President Obama announces free community college plan

Five years after his visit to Hudson Valley, President Obama is proposing a program to give all Americans two free years of community college.

Five years after his visit to Hudson Valley, President Obama is proposing a program to give all Americans two free years of community college.
























Pat Gareau


President Obama visited Hudson Valley to give a speech in Sept. 2009. During his speech, he said that the most underappreciated part of the education system is “community colleges like Hudson Valley, which are so essential to the future of our young people.”

A little over five years later, he is proposing a plan to provide more affordable access to community colleges. In fact, his proposal is for tuition to be free for all Americans at schools like Hudson Valley.

“Today, in a 21st-century economy where your most valuable asset is your knowledge, the single most important way to get ahead is to get not just a high school education, but a higher education,” said Obama in his Jan. 8 speech to promote his proposal.

“Every American, whether they are young or just young at heart, should be able to earn the skills and education necessary to compete and win in the 21st century economy,” he said.

In order to qualify for free tuition, the student would have to maintain a 2.5 GPA and be enrolled at least half-time at a college that has programs that are either fully transferable to four-year schools or are proven to give graduates good job prospects.

Supporters of the proposal, such as the American Association for Community Colleges, have applauded the initiative and its promise to expand access to two-year schools.

However, the plan has not been received well by everyone.
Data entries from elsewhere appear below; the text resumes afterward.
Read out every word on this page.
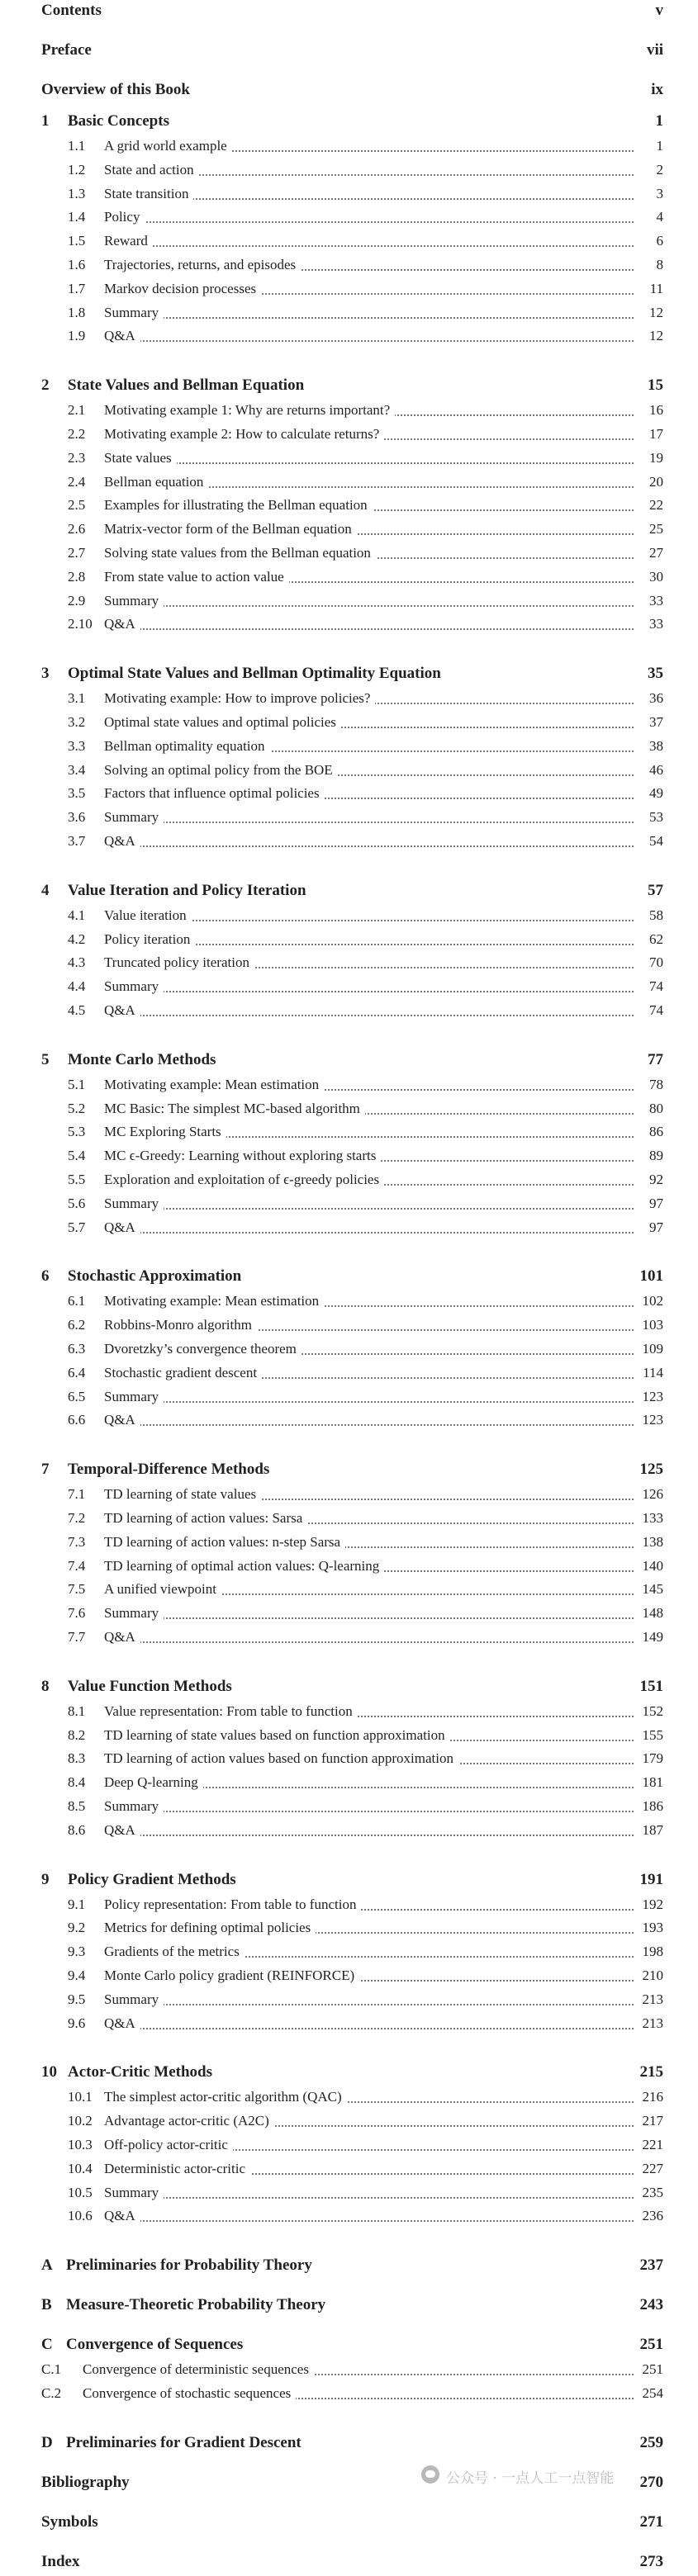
Contents	v
Preface	vii
Overview of this Book	ix
1 Basic Concepts	1
1.1 A grid world example	1
1.2 State and action	2
1.3 State transition	3
1.4 Policy	4
1.5 Reward	6
1.6 Trajectories, returns, and episodes	8
1.7 Markov decision processes	11
1.8 Summary	12
1.9 Q&A	12
2 State Values and Bellman Equation	15
2.1 Motivating example 1: Why are returns important?	16
2.2 Motivating example 2: How to calculate returns?	17
2.3 State values	19
2.4 Bellman equation	20
2.5 Examples for illustrating the Bellman equation	22
2.6 Matrix-vector form of the Bellman equation	25
2.7 Solving state values from the Bellman equation	27
2.8 From state value to action value	30
2.9 Summary	33
2.10 Q&A	33
3 Optimal State Values and Bellman Optimality Equation	35
3.1 Motivating example: How to improve policies?	36
3.2 Optimal state values and optimal policies	37
3.3 Bellman optimality equation	38
3.4 Solving an optimal policy from the BOE	46
3.5 Factors that influence optimal policies	49
3.6 Summary	53
3.7 Q&A	54
4 Value Iteration and Policy Iteration	57
4.1 Value iteration	58
4.2 Policy iteration	62
4.3 Truncated policy iteration	70
4.4 Summary	74
4.5 Q&A	74
5 Monte Carlo Methods	77
5.1 Motivating example: Mean estimation	78
5.2 MC Basic: The simplest MC-based algorithm	80
5.3 MC Exploring Starts	86
5.4 MC ϵ-Greedy: Learning without exploring starts	89
5.5 Exploration and exploitation of ϵ-greedy policies	92
5.6 Summary	97
5.7 Q&A	97
6 Stochastic Approximation	101
6.1 Motivating example: Mean estimation	102
6.2 Robbins-Monro algorithm	103
6.3 Dvoretzky’s convergence theorem	109
6.4 Stochastic gradient descent	114
6.5 Summary	123
6.6 Q&A	123
7 Temporal-Difference Methods	125
7.1 TD learning of state values	126
7.2 TD learning of action values: Sarsa	133
7.3 TD learning of action values: n-step Sarsa	138
7.4 TD learning of optimal action values: Q-learning	140
7.5 A unified viewpoint	145
7.6 Summary	148
7.7 Q&A	149
8 Value Function Methods	151
8.1 Value representation: From table to function	152
8.2 TD learning of state values based on function approximation	155
8.3 TD learning of action values based on function approximation	179
8.4 Deep Q-learning	181
8.5 Summary	186
8.6 Q&A	187
9 Policy Gradient Methods	191
9.1 Policy representation: From table to function	192
9.2 Metrics for defining optimal policies	193
9.3 Gradients of the metrics	198
9.4 Monte Carlo policy gradient (REINFORCE)	210
9.5 Summary	213
9.6 Q&A	213
10 Actor-Critic Methods	215
10.1 The simplest actor-critic algorithm (QAC)	216
10.2 Advantage actor-critic (A2C)	217
10.3 Off-policy actor-critic	221
10.4 Deterministic actor-critic	227
10.5 Summary	235
10.6 Q&A	236
A Preliminaries for Probability Theory	237
B Measure-Theoretic Probability Theory	243
C Convergence of Sequences	251
C.1 Convergence of deterministic sequences	251
C.2 Convergence of stochastic sequences	254
D Preliminaries for Gradient Descent	259
Bibliography	270
Symbols	271
Index	273
公众号 · 一点人工一点智能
Despite being modeled on a program already in place in Tennessee that was created by a Republican government, the program has been criticized by the leaders in the newly Republican controlled Congress.

Republicans such as House Speaker John Boehner have cited the cost of the program as a primary concern. The program will cost the federal government an estimated $60 billion over ten years. Under the current proposal, the federal government would pay for 75 percent of the average tuition for qualifying students, while states would have to pay the other 25 percent in order to participate.

Other criticisms pointed out by editorials, such as in Forbes and Washington Post, are that the plan may not address the rising cost of college and that low-income students can already have their entire tuition covered by the Federal Pell Grant. The maximum Pell Grant is $5,645 and the average tuition at community colleges is $3,260.

Americans with an associate’s degree earn about $125 more per week than those with no education past high school, according to the U.S. Bureau of Labor.

During his six years in office, Obama has introduced several reforms to make college more affordable, including Federal Direct loans and increases in Pell grants.

If the plan passes, about nine million people would save nearly $4,000 each year, according to White House estimates. President Obama is expected to speak about the plan in tonight’s State of the Union address.